Faster, cheaper gene sequencing to make healthcare more precise

Genome sequencing could be as affordable as a routine medical test with highly efficient computing.

Arun Subramaniyan Enlarge

Arun Subramaniyan, CSE PhD student, received a U-M 2018 Precision Health Scholars Award for his project, “Hardware-accelerated systems for next-generation sequencing analysis.” Subramaniyan is working with his advisor Prof. Reetuparna Das and Profs. Satish Narayanasamy and David Blaauw to make genome sequencing as affordable as a routine medical test with highly efficient computing.

Subramaniyan’s work focuses on using hardware accelerators to enable more efficient string matching. These custom processors are designed to perform a specific function as accurately as possible, at the expense of the flexibility that comes with standard CPUs. When U-M announced their first Precision Health Award in 2017, the researchers saw an opportunity to apply this technology to problems in bioinformatics that could benefit from powerful string matchers – chief among them the problem of processing genomes.

Representing the full sequence of DNA for an individual, a genome extends to around three billion characters in length. Only about a million differences exist in that enormous string when you compare one person’s genome to another, and it’s those differences medical researchers can use to gain valuable insights into genetic disorders and other health conditions. This process of comparing two genomes to analyze their differences is called read alignment, and represents a particularly daunting computational task.

“The way the sequencing instrument gives you this information isn’t just as one long string of your DNA,” Subramaniyan says. “It chops it into small pieces that you then have to put back together. So the computation problem is reassembling around a billion small pieces by comparing each piece against a reference genome. So it’s a string matching problem, but at a very large scale.”
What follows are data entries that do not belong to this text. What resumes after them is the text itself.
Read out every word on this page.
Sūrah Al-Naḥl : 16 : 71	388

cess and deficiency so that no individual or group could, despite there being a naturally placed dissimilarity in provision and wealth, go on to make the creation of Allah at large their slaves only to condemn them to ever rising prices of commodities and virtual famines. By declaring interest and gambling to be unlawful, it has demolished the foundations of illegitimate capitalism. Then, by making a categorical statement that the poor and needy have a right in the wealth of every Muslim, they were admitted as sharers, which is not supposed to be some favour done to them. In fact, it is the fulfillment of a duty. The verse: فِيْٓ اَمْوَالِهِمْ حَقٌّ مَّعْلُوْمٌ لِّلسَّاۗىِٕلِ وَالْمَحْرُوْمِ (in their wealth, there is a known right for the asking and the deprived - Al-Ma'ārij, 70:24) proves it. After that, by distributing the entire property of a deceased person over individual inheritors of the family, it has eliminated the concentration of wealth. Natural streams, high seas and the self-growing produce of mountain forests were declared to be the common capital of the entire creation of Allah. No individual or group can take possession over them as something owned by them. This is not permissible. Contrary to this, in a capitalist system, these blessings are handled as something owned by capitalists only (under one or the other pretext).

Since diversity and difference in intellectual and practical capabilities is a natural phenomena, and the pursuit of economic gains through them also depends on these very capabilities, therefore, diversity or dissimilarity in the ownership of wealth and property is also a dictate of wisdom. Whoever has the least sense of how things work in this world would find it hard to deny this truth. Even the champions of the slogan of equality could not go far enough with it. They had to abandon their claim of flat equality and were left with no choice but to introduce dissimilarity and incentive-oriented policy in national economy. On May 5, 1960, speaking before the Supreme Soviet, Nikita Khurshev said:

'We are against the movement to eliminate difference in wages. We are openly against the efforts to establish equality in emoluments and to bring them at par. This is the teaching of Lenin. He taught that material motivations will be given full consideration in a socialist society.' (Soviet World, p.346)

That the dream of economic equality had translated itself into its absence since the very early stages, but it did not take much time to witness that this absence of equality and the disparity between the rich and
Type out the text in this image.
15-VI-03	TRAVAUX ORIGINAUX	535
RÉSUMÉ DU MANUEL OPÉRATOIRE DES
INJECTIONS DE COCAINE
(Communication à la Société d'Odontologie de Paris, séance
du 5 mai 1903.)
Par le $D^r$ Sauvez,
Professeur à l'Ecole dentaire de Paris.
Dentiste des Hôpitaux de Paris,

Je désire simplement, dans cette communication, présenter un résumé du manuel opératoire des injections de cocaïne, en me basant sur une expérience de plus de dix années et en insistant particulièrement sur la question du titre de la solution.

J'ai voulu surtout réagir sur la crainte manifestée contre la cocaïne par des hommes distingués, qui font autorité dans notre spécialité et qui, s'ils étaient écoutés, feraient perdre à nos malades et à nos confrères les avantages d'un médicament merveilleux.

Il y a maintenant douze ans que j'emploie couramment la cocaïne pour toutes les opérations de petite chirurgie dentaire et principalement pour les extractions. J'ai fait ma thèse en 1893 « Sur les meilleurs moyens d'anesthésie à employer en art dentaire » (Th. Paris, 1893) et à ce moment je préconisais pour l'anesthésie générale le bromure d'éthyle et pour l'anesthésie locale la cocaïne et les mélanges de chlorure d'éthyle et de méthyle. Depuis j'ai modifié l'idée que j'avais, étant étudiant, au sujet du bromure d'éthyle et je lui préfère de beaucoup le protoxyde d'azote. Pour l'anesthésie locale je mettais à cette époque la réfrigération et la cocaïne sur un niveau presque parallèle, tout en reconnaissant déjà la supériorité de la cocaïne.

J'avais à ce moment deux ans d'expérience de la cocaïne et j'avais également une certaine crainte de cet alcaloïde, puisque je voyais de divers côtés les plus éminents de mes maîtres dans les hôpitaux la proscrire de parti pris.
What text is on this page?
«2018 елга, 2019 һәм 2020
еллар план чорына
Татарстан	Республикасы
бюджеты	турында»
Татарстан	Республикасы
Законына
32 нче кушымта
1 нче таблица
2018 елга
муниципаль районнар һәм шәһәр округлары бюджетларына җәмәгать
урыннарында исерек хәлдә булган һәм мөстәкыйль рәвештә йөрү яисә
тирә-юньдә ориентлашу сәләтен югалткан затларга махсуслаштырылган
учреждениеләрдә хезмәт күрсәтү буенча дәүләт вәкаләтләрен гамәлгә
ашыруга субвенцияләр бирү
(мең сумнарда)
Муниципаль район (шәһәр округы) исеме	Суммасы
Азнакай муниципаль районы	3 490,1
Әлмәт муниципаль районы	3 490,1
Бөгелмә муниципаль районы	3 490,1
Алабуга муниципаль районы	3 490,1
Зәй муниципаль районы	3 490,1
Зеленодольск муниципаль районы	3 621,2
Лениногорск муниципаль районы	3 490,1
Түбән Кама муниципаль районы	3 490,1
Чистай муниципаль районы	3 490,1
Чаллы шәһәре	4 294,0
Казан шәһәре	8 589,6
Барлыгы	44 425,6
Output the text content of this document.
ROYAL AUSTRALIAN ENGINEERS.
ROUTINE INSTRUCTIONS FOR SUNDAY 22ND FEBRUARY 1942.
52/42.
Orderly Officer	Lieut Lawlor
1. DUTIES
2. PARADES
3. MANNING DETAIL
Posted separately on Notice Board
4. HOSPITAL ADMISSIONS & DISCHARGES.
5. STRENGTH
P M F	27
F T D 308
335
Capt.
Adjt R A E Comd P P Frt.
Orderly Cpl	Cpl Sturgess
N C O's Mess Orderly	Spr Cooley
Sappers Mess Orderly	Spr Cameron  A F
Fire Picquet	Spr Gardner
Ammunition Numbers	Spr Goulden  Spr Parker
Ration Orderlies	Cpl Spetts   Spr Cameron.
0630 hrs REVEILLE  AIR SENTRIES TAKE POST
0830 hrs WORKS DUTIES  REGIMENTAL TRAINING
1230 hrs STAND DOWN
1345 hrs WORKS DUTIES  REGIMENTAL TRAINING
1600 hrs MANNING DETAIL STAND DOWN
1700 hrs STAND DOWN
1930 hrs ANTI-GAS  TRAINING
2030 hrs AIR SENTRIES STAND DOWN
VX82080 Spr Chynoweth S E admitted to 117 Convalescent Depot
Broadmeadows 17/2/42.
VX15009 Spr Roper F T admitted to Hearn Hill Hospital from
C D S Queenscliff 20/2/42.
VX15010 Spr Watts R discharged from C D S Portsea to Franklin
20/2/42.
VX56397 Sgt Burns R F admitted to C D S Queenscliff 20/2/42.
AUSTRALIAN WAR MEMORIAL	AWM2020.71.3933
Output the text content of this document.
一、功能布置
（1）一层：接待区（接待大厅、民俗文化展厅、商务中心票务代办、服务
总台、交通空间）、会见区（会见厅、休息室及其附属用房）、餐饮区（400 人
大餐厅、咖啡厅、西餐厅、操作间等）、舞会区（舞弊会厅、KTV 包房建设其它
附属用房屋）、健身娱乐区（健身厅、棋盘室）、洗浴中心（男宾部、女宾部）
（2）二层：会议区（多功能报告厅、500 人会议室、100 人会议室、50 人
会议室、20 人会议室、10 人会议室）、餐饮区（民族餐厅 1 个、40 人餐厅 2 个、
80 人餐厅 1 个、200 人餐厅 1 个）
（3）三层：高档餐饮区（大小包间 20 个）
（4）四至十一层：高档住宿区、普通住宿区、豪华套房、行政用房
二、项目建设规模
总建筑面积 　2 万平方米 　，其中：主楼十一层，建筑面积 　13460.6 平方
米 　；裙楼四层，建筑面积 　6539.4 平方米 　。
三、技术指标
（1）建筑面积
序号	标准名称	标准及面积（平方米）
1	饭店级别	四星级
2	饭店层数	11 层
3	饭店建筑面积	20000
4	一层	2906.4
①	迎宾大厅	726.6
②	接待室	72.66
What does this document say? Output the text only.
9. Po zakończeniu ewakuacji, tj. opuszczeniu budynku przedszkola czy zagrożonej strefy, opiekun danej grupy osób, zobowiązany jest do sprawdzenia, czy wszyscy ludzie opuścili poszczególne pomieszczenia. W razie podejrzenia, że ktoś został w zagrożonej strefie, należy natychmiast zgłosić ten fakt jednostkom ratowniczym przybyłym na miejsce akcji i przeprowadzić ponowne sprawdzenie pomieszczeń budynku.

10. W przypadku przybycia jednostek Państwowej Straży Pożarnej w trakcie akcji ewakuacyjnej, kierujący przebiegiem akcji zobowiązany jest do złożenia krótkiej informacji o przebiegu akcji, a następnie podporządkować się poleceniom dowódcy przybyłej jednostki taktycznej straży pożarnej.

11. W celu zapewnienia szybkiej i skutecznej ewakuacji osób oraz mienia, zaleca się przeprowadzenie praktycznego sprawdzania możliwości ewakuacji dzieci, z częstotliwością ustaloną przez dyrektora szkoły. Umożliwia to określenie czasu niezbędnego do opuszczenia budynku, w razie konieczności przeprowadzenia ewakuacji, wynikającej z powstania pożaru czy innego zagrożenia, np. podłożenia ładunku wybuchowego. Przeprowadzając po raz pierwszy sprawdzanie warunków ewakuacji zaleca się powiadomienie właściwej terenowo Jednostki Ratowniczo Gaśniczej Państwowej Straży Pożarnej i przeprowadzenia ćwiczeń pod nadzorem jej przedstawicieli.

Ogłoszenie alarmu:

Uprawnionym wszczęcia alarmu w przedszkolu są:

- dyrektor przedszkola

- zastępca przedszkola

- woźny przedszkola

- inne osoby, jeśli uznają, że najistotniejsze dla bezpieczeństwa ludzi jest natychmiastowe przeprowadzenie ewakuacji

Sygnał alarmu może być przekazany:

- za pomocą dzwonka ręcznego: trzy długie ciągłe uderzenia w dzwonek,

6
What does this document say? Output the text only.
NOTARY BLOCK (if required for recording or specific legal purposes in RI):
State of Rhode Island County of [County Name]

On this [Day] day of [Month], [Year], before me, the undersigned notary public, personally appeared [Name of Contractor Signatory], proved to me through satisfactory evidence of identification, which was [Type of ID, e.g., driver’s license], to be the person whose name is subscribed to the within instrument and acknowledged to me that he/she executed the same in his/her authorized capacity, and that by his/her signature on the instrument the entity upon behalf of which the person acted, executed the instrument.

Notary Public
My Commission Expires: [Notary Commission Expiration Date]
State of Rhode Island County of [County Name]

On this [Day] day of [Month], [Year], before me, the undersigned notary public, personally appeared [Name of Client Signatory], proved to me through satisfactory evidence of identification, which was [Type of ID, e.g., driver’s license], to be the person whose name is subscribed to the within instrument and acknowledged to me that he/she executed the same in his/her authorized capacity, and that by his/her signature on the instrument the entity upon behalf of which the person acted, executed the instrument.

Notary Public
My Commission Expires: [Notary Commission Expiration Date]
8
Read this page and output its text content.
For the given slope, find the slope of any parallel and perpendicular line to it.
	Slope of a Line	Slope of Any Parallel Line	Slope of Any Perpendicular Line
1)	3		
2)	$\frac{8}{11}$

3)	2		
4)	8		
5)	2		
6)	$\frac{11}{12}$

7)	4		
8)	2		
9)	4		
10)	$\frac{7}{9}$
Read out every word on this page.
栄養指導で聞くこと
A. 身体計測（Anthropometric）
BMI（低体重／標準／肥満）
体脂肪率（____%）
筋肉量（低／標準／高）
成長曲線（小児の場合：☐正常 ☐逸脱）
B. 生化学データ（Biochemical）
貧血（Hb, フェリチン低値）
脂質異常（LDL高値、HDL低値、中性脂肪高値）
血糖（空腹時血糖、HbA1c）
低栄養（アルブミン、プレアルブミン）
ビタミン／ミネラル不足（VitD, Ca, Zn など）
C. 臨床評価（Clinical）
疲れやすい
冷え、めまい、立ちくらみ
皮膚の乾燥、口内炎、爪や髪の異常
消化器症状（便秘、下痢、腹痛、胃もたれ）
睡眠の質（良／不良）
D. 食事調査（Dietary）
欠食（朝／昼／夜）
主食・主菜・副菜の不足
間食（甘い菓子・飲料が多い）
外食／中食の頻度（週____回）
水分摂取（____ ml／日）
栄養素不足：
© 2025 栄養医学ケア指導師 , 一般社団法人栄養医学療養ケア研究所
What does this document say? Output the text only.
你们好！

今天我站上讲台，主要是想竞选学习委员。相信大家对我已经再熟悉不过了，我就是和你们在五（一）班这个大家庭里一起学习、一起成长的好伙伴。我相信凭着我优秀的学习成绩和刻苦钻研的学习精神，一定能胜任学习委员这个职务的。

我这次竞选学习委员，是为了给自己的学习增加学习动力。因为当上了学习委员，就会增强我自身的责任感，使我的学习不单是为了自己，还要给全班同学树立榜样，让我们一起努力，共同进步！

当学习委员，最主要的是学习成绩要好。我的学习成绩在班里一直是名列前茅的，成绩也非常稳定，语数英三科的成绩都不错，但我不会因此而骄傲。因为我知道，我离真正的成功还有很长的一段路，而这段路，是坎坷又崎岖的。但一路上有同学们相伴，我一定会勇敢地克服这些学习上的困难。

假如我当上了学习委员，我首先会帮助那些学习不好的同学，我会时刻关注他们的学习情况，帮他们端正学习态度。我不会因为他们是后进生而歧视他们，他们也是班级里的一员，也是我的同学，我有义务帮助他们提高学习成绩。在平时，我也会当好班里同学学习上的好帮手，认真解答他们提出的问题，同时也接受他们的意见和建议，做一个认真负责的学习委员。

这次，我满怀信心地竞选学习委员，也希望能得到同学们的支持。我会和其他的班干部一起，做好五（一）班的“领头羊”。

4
Processing strings as massive as a genome currently takes days. To get that time down to hours (as well as dollars), would require 10-100x more efficient computing solutions than those available today.

“Precision health is one domain that critically depends on our ability to efficiently process large volumes of data,” said Prof. Das in Precision Health’s press release.

Read alignment would serve as just one in a longer pipeline of processes to extract valuable data from different genomes. The researchers’ goal is to develop an optimized system stack for genomics data analysis that uses hardware accelerators at key points where the computing load is the heaviest.

Developing this field of research could lead to major benefits in healthcare. Genomics marks the transition from population-based diagnosis and treatment of diseases to precision medicine, wherein strategies for disease prevention and drug selection are developed and customized to meet the needs of an individual.

With the Precision Health awards program, U-M Precision Health aspires to expand the field of precision health by cultivating a cohort of promising early-career researchers in the field and spark new collaborative research avenues by engaging early-career investigators with tools and data to support their work.